Una inmobiliaria compró el edificio y se tuvo que marchar. Resistió siete años. "Nos echaron porque se iba a caer, pero sigue en pie 20 años después. Desde mi balcón veo mi antigua casa", explica. De fondo se escucha el ajetreo de los obreros, que derriban las paredes y clausuran las puertas de los bajos, ya vacíos. Pertenecían a vecinos que llegaron a algún tipo de acuerdo con la inmobiliaria, que no ha respondido a las llamadas de este
José Antonio Martínez, de 65 años, es uno de los vecinos que accedió a irse. Se acaba de jubilar y en menos de una semana se traslada a Ávila, con su familia. "A mí no me dan nada, me han perdonado dos meses de alquiler", cuenta.
A Juanita Fernández le ofrecieron 12.000 euros, dos millones de pesetas. No los quiere. Prefiere su vecindario "de toda la vida", dice bajito mientras se ajusta las gafas. Tiene 62 años, es la más joven del grupo de resistencia. Trabajaba de costurera y ahora vive con una pensión de 500 euros, de los que 33 son para el alquiler de su casita.
Lleva en la corrala desde 1969. "Este polvo me mata", añade en la puerta de su vivienda, impregnada del olor del repollo que hierve en la cacerola. Los "malabarismos" que hace para llegar a fin de mes justifican su dieta. "Hoy y mañana, repollo, otro día tocará huevo". Es la única que se emociona a ratos, a punto de soltar una lágrima. Las demás aprietan los dientes.

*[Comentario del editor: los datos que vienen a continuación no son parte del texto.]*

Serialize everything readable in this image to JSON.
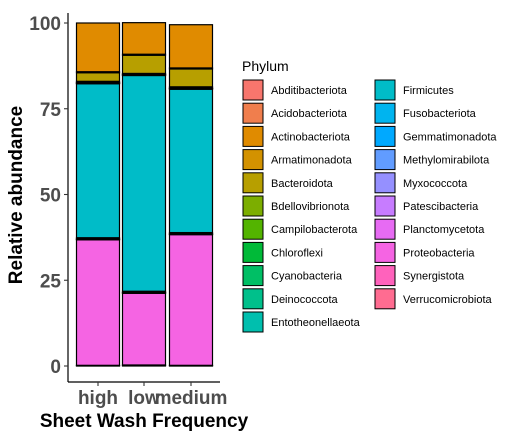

Como Ángela Guallart, que tiene 73 años y lleva un mes con mal cuerpo. "Me estoy poniendo enferma", se queja. A ella le ofrecieron cambiar su piso por un alquiler en Cuatro Caminos. Su casa está en la última planta. "Me dijeron que ofreciera la cantidad que pudiera, cuando les dije que unos cien euros, ya no hubo respuesta", añade.
Su pensión roza los 500 euros. Vive puerta con puerta con sus dos hijas. La menor y su nieta, por un lado. La mayor por otro. Toda la familia en la misma planta. La historia se repite en el caso de María Solís, que tiene 74 años y rostro amable. Casi es la hora del almuerzo. La mujer aparece con un trozo de pan para Ernestina que, con el revuelo, ha olvidado comprarlo. "Para eso estamos", dice sin más.
Es la más tímida, se esconde detrás de sus vecinas para las fotos. También la más antigua en el portal. Su abuela era la portera de la finca, en la que ella nació y por la que correteó de niña con sus cuatro hermanos. La misma por la que ahora juega su nieta.
Las cinco han compartido sus vidas en la corrala. Las alegrías de antaño cuando el patio se llenaba de visitas en la verbena de San Cayetano, con los niños y la música.
Las penas, las enfermedades, la viudez, los almuerzos, las confidencias. Ahora comparten una lucha. Pelean para que las dejen en su casa, en el lugar que han elegido para vivir y morir en paz.